Hacker News new | ask | show | jobs
by necro 4645 days ago
I wanted to throw my experience into the ring because there seems to be such a fear of colocation. We knew nothing about colocation and decided to build some supermicro servers ourselves and install them and a switch in a colo 4 years ago. I read the all stories "i had to get up in the middle of the night to drive to the colo. it was the worst move ever to colo", and they are total bull. Even the biggest noob can setup things so it's totally remote. Servers have a dedicated ipmi port ( remote console over ethernet ) that will make it as if you're sitting at the server remotely. You can even mount a cd/image on your laptop, remotely so the hardware thinks that cd is in that machine. Hell, I can reinstall the bios on the server remotely, OS, everything. Why on EARTH would you have to drive to your colo? You can get servers that have 4 ether ports that you can bond in pairs to different switches. You can have hardware raid so loosing 2 drives in a server is no big deal, and you can take care of it at a later time. We have drives fail sometimes, but things keep on ticking. With the costs you save you can have triple redundancy if you like, and the benefit of consistent latency and better performance always. We have 250TB of storage and its double redundancy and also a remote backup. It cost ONCE what we would have to pay for a few months on the cheapest storage service.

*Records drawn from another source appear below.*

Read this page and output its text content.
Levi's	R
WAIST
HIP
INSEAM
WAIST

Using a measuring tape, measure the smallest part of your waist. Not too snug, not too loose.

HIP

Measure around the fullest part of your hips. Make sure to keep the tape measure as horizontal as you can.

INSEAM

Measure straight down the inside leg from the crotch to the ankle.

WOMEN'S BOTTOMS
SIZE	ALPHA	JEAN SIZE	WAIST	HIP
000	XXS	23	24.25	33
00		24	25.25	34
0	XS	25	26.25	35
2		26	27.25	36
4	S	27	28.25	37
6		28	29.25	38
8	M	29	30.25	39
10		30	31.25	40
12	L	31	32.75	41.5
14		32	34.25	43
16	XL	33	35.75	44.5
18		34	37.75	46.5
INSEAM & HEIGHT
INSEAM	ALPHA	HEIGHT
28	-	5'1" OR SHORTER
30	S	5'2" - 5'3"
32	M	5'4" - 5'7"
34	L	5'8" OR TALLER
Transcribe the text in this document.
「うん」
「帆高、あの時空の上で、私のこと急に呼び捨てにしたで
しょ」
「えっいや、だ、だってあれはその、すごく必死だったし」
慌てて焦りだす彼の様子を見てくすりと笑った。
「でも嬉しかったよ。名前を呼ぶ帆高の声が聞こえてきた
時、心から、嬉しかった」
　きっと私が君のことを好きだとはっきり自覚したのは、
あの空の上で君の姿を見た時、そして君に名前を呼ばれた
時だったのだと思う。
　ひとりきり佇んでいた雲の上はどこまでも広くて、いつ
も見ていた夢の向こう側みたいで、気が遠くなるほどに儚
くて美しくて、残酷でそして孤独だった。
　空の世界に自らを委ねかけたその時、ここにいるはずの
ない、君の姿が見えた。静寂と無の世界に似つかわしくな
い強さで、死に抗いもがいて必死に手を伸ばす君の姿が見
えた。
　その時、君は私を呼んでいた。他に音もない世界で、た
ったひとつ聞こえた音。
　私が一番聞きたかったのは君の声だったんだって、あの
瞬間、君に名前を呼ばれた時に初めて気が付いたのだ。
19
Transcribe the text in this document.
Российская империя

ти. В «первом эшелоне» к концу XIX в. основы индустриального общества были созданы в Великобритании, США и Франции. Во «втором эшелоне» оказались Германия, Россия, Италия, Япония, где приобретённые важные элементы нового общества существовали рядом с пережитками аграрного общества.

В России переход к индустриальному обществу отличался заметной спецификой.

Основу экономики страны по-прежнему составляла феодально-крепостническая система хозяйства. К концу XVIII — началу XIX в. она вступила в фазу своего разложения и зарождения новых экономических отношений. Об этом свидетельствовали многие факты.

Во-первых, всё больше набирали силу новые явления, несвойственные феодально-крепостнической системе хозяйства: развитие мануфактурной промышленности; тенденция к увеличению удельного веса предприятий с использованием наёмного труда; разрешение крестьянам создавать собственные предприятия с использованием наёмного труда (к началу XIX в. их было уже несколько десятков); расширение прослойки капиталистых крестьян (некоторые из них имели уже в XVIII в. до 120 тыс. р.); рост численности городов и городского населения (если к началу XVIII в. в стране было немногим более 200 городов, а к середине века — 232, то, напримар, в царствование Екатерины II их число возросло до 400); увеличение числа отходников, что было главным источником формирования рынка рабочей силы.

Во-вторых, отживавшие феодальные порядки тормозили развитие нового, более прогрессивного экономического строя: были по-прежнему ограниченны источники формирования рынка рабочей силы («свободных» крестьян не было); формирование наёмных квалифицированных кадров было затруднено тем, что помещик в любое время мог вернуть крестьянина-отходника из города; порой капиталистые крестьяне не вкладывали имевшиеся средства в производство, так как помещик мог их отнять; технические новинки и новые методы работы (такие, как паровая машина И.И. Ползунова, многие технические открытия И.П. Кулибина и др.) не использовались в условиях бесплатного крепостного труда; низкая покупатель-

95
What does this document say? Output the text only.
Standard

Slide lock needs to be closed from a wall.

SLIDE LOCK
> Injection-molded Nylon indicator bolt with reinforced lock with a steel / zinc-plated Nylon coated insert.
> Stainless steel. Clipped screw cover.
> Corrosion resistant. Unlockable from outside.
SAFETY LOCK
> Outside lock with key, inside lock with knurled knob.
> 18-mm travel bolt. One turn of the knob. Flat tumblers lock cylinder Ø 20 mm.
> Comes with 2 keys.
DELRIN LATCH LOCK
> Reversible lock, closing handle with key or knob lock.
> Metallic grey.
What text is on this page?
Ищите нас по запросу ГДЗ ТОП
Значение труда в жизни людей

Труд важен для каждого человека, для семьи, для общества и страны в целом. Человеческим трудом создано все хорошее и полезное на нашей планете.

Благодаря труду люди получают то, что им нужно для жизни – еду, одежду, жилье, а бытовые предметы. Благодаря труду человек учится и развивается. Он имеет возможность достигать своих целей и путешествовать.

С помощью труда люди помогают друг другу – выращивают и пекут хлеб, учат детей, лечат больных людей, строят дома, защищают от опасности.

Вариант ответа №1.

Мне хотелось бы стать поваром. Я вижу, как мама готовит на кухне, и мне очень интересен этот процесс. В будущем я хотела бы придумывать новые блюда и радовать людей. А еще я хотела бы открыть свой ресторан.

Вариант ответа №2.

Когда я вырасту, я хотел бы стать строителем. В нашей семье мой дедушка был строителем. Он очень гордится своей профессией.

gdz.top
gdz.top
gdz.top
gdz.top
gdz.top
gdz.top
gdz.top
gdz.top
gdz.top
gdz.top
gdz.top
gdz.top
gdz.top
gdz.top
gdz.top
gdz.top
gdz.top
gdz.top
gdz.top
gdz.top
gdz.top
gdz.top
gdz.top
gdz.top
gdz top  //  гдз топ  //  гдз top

We run straight kvm virtualization on our own hosts for flexibility. We run dbs on bare metal. I hear all these stories of people vms "crashing" all the time but i can tell you we have only had 1 instance of a vm, or in this case host dying in 4 years. Happened to be one of the video conversion hosts that is pinned 24/7 and it turned out it just hit some un recoverable memory hardware error. No big deal there were others.

Flexibility? We can clone and spin up VMs at will. We can live migrate and upgrade hosts. We can automate things with virtlib to our hearts desire.

Costs? $1500/month for direct equinix colo ( includes power, full rack, and gigabit connection from tier1 provider ) Never had a power issue, never had a network issue. We also use a CDN for static stuff and thats extra. We started with 3 servers, now are at a dozen, and adding a new one does not add a new monthly expense.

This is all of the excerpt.